= Russ Klein =

American business executive

Russell "Russ" Klein is an American business executive. He was the CEO of the American Marketing Association from 2014 to 2021. He has also directed the marketing operations of brands such as Burger King, 7-Eleven, Arby's, and Dr. Pepper/7UP.

== Education ==
Klein attended The Ohio State University Fisher College of Business and graduated in 1979 with a degree in business administration. He later graduated from the Harvard Business School Advanced Management Program in 1998. Klein is a recipient of Ohio State University's Fisher College of Business Distinguished Alumnus Award.

== Career ==
After graduation, Klein was hired by Liggett Stashower, a Cleveland-based advertising agency. He went on to join advertising companies Leo Burnett and Foote, Cone & Belding, where he supervised accounts including United Airlines, Gatorade, MaytagKimberly-Clark, and McDonald’s.
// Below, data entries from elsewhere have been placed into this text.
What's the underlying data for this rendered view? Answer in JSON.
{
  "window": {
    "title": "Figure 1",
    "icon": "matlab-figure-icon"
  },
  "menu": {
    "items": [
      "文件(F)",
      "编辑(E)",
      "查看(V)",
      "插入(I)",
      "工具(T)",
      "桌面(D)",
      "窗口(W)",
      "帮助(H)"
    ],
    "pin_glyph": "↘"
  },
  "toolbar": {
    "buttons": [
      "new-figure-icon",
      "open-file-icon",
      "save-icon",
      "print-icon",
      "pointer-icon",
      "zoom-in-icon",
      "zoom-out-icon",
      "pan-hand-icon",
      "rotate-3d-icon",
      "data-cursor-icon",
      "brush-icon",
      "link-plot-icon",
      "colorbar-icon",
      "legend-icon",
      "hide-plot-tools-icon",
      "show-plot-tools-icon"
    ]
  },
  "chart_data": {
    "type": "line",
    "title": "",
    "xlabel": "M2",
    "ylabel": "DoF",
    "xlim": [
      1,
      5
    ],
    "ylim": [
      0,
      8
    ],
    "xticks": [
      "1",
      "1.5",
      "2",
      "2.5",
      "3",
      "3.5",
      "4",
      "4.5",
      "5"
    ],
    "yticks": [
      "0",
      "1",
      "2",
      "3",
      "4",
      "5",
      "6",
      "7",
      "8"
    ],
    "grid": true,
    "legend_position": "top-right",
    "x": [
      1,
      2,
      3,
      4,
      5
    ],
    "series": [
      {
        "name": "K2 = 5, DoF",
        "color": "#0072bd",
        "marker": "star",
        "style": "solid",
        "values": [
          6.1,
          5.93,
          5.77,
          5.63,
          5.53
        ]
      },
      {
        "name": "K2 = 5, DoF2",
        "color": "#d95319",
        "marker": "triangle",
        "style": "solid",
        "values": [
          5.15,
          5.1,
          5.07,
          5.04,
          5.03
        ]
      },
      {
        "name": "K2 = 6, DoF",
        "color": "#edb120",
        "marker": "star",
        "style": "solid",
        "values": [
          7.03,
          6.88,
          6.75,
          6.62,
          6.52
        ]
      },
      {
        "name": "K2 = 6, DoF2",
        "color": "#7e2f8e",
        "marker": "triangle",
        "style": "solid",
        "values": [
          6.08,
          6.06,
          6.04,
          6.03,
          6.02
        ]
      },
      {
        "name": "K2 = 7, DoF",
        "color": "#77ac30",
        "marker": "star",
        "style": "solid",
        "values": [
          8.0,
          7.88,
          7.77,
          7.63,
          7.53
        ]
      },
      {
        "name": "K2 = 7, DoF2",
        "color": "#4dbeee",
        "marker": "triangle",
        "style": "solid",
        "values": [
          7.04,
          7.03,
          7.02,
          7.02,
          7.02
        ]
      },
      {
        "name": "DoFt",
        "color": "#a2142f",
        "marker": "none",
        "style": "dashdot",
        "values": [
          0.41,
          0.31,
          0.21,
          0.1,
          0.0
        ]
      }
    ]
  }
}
In 1987, Klein was named head of marketing for Seven-Up USA at age 29. He helped develop and introduce Cherry 7UP.

In 2002, Klein became Chief Marketing Officer at 7-Eleven before joining Burger King the following year.
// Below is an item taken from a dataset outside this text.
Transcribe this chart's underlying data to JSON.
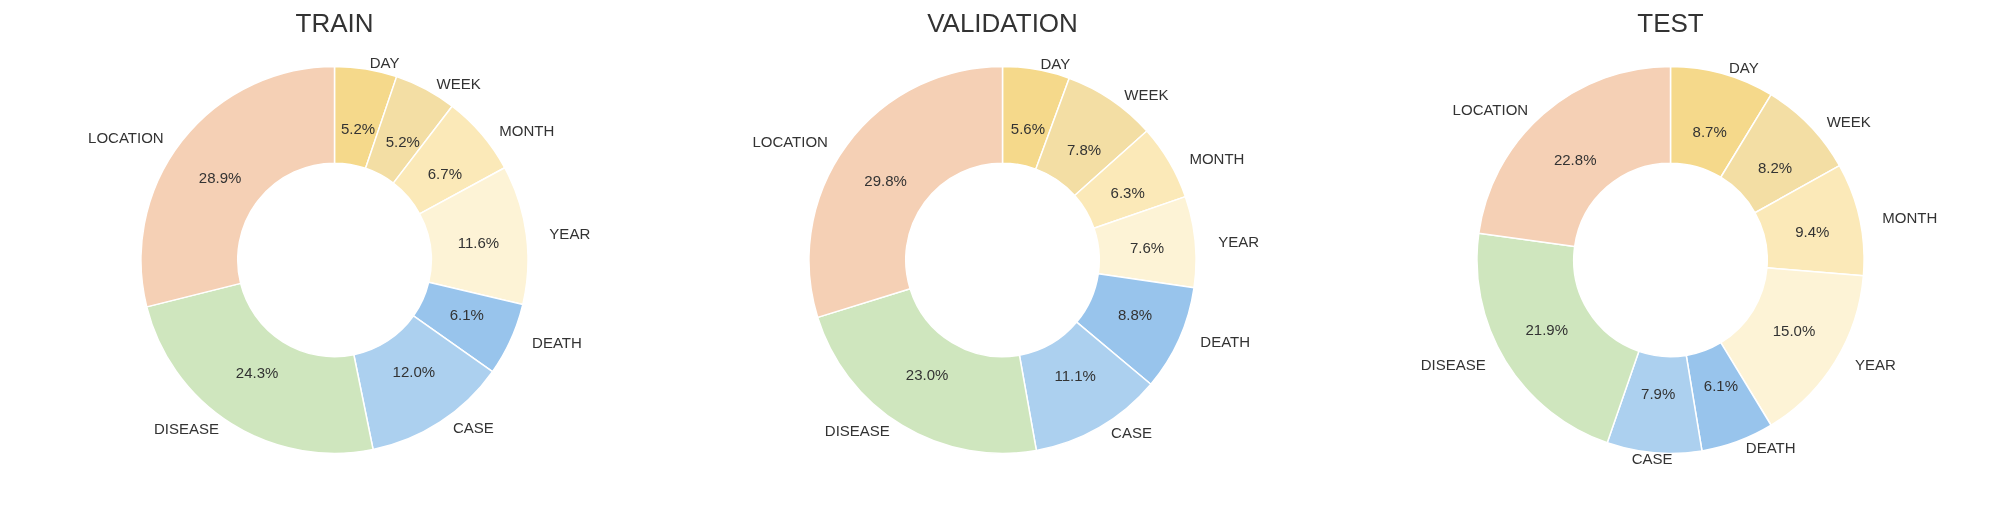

At Burger King, Klein served as President of Global Marketing, Strategy, and Innovation. Under Klein's leadership, the company was named by Adweek as “The Advertiser of the Decade” for the 2000s.  Klein also oversaw the development of Burger King's "Subservient Chicken" campaign, which was recognized by several publications including The New York Times, The One Show, and The Wall Street Journal  as one of the best ads of  the 2000s.

Klein was also responsible for Burger King's "Whopper Freakout" advertising campaign, which won a Grand Effie, the top award for marketing effectiveness.

In 2012, Klein became Chief Marketing Officer at Arby's.

Klein served as CEO of the American Marketing Association in 2014 to 2021.